Commonly, the condition is caused by faulty valves in the veins with resultant ineffective flow of blood from the legs back into the central circulation. Being prone to developing faulty valves increases with age, and can run in families or may be the result of damage following a blood clot in the leg, deep vein thrombosis or a leg injury.
Any condition which increases the pressure in the abdomen over a long period of time, making the upward flow of venous blood more difficult, can cause CVI. Examples include excess weight gain and pregnancy.
Graduated elastic compression stockings may form part of your management. They fit tightly over the leg with the most pressure applied around the ankle, with less squeeze exerted the higher up they go. They help the leg muscles push the venous blood back to the heart.
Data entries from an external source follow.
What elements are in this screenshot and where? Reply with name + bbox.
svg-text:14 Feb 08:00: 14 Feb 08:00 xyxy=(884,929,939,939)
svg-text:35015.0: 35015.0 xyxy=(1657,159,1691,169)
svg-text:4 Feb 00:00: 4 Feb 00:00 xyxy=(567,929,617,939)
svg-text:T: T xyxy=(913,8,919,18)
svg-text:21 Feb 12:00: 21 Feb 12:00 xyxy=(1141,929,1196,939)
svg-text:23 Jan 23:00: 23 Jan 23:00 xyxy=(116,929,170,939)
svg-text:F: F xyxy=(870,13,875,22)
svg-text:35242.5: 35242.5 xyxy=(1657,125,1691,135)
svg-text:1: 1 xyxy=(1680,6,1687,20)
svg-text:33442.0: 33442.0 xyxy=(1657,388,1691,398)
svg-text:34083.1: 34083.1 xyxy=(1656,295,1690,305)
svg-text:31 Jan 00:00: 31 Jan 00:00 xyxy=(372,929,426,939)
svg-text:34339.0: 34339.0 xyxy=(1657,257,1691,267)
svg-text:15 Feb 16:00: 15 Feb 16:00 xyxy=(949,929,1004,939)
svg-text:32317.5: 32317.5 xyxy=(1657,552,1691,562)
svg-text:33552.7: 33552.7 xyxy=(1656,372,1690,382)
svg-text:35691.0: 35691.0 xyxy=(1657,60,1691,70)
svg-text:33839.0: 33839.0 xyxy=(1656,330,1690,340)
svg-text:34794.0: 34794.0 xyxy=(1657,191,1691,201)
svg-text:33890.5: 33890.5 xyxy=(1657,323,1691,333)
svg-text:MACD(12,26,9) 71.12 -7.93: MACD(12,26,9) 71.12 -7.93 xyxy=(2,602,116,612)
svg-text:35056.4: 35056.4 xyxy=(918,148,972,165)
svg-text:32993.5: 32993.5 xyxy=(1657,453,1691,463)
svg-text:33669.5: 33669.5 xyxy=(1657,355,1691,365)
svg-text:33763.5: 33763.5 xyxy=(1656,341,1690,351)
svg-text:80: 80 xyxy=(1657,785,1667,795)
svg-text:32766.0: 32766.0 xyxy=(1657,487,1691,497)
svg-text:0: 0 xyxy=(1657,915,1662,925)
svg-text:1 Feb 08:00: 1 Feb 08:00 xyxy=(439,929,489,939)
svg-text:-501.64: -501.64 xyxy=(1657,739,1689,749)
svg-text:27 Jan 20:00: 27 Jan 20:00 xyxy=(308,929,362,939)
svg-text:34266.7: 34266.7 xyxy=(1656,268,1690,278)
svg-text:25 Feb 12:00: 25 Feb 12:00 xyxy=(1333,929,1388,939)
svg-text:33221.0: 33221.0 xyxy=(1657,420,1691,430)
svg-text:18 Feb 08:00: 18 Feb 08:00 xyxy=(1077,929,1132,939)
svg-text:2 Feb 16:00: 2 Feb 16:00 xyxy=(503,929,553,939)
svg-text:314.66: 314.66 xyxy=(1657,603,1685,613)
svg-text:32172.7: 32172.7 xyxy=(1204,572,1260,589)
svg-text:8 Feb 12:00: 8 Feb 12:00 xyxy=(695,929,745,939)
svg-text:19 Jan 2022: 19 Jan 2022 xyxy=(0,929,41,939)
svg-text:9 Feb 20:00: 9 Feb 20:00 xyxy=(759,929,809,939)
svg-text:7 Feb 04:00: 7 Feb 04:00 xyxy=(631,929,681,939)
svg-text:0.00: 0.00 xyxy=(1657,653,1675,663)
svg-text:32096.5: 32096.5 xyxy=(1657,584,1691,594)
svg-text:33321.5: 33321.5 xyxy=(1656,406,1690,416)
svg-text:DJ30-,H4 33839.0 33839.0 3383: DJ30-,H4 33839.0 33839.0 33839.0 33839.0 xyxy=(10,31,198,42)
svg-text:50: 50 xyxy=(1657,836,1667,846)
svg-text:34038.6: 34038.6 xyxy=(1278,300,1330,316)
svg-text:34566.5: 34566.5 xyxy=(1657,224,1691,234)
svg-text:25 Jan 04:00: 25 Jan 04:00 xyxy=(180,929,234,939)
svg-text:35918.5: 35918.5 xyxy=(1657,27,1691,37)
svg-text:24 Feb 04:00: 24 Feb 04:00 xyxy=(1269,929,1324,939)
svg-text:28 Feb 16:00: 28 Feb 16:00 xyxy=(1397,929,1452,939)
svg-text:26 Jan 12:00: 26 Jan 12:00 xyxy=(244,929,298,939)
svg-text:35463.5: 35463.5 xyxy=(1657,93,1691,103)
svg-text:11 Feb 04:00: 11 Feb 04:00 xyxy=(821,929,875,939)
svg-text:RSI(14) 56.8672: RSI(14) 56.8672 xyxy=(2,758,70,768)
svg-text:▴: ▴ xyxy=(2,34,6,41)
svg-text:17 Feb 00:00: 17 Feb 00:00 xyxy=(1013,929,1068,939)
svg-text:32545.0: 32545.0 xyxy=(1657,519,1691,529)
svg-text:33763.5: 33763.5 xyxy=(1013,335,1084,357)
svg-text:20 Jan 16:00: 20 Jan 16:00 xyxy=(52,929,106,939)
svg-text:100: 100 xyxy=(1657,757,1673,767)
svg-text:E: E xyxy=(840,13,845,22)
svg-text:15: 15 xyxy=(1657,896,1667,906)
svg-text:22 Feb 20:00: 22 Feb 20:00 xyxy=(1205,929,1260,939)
While one can buy some brands at the pharmacy, higher pressure compression stockings require a prescription.
A common problem is that many people do not find them very comfortable or tolerable, especially in hot weather.
While leg compression can relieve pressure symptoms like swelling and may prevent progression of skin symptoms, it does not remove the problem veins.
In some instances, blood thinners may be appropriate to prevent clots and improve blood flow.
If the more superficial system of veins is involved, there are several surgical options that can be effective in the management of CVI by reducing venous backflow (reflux) and restoring better circulation.
The preferred methods today are radiofrequency ablation or endovenous laser therapy. They are minimally invasive, catheter-based techniques where a catheter (tube) is used to track along the vein to deliver radiofrequency or laser energy, to damage and shrivel the vein closed. Sometimes a chemical sclerosant (a kind of superglue) is used to block the vein. These techniques work as well as the open surgical procedures and have the advantage of less pain and bruising and a faster recovery time.
The most common open surgical procedures are:
Vein stripping (Trendelenberg and strip)
Phlebectomy (surgical removal of smaller veins)
Unfortunately, no treatment can prevent new varicose veins from forming. Also, if the problem veins are in the deep venous system, there is at this time no safe and effective surgical procedure which can help, and the focus of management is on symptom reduction.